A Thai friend of mine wrote me this sentence. We were talking about the possibility of me going to meet them again. So she said "you should tell me when you come so I can tell the others [friends]. We are studying in various cities across the country, กลัวว่าจะไม่ได้เจอกัน"

I think it means "I was afraid we would have never seen each other/have a chat together again". But I also think it could mean "I'm afraid we hardly will be able to be all together if you come".
Am I close?


----------



## dannyw

This reply is probably too late to help you, but I just saw your question today and I thought I'd take a shot. My Thai is pretty basic, but from the context it sounds like we can understand the omission of pronouns to mean just something like 'I'm concerned that we (you, her, friends) won't (get a chance to) meet up (if you don't let us know when you're coming so we can make plans)'. 

I can see you might be concerned about the location of the ไม่ได้ -- it looks like it means 'didn't' rather than 'can't'. But I don't think that makes sense with the 'จะ'. When I checked in Smyth's 'Thai -- an essential grammar' it looks to me like 11.4.2 'To contradict an assumption'. So it may mean more like just "won't" than "can't".

My Sprachgefuehl for Thai is minimal, but I don't see any evidence for the 'would have never seen' and 'hardly... all... if...' elements. 

...Hmm. Preview shows my paragraph breaks are being ignored. Let's see what happens when I post this msg. ...Huh. Maybe I should have enabled Javascript first. ...Yep. Now the paragraph breaks are retained and my quote marks aren't converted to "&quot;". Heigh ho.


----------



## erins

Very good translation, dannyw. Said another way, "I'm afraid we won't get to see each other."


----------



## Shini

Thank you both. 
Actually that was what I meant with my second translation...
I added some elements just to make it clearer: "hardly" because there was a possibility to meet up despite all, "all together" because I'm sure she means not only the two of us, but the whole group of friends, and the "if you come" was implied. 
I didn't need a very literal translation, just the general meaning, that's why I've felt free to add something, knowing the context. 
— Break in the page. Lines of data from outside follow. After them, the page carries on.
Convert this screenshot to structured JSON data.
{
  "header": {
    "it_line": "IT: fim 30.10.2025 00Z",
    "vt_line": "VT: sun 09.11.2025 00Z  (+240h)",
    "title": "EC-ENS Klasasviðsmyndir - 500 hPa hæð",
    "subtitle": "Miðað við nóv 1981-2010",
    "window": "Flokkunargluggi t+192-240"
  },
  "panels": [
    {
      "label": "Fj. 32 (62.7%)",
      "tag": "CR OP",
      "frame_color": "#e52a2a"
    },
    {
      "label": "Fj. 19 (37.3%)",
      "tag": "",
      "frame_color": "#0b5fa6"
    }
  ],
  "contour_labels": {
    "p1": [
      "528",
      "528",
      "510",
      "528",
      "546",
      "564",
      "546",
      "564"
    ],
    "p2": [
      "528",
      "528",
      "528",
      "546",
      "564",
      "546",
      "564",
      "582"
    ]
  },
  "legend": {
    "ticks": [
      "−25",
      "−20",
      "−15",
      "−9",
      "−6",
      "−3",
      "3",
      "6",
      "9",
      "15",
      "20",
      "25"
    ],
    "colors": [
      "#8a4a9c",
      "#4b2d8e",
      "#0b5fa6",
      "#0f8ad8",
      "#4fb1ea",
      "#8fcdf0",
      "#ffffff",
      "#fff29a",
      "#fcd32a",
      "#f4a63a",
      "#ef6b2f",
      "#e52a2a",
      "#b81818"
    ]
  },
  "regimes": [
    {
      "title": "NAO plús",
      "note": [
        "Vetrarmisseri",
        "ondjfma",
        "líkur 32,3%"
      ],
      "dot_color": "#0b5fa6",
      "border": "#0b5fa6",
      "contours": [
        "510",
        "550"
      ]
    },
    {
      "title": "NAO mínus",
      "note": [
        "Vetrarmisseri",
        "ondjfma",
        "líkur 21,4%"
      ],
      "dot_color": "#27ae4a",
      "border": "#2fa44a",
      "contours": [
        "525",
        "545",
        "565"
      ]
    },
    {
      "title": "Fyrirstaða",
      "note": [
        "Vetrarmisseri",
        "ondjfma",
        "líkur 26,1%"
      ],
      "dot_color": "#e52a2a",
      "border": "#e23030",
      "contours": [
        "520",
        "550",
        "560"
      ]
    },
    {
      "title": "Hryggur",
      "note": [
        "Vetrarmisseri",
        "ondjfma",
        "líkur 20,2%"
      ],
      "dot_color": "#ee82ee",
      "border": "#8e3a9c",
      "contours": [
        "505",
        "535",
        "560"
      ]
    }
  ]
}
P.S. As for my first translation, after posting here I thought about the sentence for a while and I was pretty sure it wasn't correct.

Again, thanks.


----------



## Nucleara

Hello Shini, am I too late ? : p*
Well I think I would post something here since I'm Thai. 

Yes, context is necessary. To me, generally "กลัวว่าจะไม่ได้เจอกัน" means the first translation of yours. But okay it could also mean "I'm afraid we will hardly be able to be all together if you come" . You just need to find out what the point of your friend was.  "I'm afraid we won't get to see each other." sounds best ,I guess.


----------



## Shini

Sawatdee Nucleara 

It's never too late to learn some more... so thank you for your answer. That was really helpful, especially because you're a native. Kob kun na ka


----------



## Nucleara

Shini said:


> Sawatdee Nucleara
> 
> It's never too late to learn some more... so thank you for your answer. That was really helpful, especially because you're a native. Kob kun na ka


 
Haha, you´re welcome


----------